I realized today that this is how it happens. You fall (physically, mentally, spiritually) and it HURTS. And you are vulnerable. And you have to trust people will help you up. And they do. But you lose a little faith - in yourself, in your ability to cope, in your ability to get up.  And then you don't want to take a path that isn't perfectly laid out, that isn't smooth as glass, that doesn't have 100% visibility. It's too dangerous. So you don't take that road. You don't take any road. And then the world gets a little smaller. And so does hope. And faith. And trust.

I realized today that I feel like I am disappearing. And that is unacceptable. But I don't know how to stop it. Falling HURTS. And I have been doing it all year. I can't do it much longer and that scares me, too. I am going to take some time to reflect on all of this. I have been ignoring some signals and I guess the real point is that I can't ignore them any longer.

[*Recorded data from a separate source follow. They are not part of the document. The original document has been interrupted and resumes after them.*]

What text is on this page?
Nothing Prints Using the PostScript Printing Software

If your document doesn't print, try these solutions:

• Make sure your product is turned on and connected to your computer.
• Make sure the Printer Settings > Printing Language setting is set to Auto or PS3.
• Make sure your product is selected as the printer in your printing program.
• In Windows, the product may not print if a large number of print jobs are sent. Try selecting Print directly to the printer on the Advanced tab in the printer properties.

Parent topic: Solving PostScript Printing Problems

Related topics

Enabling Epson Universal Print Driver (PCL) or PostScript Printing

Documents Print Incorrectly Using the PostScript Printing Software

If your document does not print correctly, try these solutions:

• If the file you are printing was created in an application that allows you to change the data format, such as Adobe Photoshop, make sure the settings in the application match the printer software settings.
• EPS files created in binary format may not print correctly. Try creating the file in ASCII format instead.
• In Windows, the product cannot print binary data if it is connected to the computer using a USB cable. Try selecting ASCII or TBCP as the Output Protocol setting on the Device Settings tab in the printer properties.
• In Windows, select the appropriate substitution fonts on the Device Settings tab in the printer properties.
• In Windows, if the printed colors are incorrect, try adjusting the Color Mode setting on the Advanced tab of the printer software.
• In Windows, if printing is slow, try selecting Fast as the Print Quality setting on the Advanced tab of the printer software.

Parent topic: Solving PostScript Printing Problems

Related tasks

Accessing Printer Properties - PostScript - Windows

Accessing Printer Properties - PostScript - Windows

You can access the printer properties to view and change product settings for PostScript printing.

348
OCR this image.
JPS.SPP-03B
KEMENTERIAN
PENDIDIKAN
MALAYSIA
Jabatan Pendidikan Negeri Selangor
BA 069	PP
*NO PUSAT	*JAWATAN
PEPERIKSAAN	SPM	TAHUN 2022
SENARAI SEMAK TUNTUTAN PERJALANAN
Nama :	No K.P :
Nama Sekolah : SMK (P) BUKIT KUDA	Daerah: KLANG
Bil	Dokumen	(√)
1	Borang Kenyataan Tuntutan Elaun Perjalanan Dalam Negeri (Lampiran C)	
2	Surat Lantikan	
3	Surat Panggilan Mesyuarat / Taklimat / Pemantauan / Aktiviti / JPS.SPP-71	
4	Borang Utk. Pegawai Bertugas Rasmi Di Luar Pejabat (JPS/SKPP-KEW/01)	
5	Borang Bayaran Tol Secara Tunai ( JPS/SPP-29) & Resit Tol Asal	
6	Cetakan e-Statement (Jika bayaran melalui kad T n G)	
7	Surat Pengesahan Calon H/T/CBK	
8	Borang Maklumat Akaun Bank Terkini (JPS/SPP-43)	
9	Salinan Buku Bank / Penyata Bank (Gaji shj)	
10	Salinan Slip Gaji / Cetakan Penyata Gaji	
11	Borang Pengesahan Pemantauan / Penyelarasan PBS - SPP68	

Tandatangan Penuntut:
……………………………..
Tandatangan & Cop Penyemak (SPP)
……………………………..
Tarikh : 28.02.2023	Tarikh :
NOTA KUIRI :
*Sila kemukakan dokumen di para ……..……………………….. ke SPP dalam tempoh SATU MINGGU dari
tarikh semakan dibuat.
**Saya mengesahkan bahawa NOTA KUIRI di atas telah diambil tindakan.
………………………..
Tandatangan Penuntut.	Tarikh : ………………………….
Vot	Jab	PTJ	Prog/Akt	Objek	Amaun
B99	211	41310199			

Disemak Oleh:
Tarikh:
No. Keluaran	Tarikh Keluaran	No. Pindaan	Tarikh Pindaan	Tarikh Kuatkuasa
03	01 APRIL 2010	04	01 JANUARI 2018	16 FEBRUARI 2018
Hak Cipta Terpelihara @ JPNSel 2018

I think I might be visiting here a bit more often right now. This is kind of a good place to reflect on some things.


Friday, July 22, 2016

BookFest 2017

Here are the treasures that made it through the BookFest selection process. I'm quite proud of my selections and feel very inspired to read these books. I have a goal to start one soon, but I do have the usual show to interpret, full-time job and job "on-the-side" which sometimes puts reading for pleasure on the back burner.

Since last year saw the end to our traditional meal at a Chinese restaurant called Hunan (they closed for good), we went to Thai food this year and it was DELISH!


I know I've been away for a while, and I can't say I'll post here regularly, but I do think I'm interested in exploring what I might have to say now. I feel like I'm in a wildly different place now which is exciting.

For anyone who still checks back, I thank you. I hope to be here more often in the near future!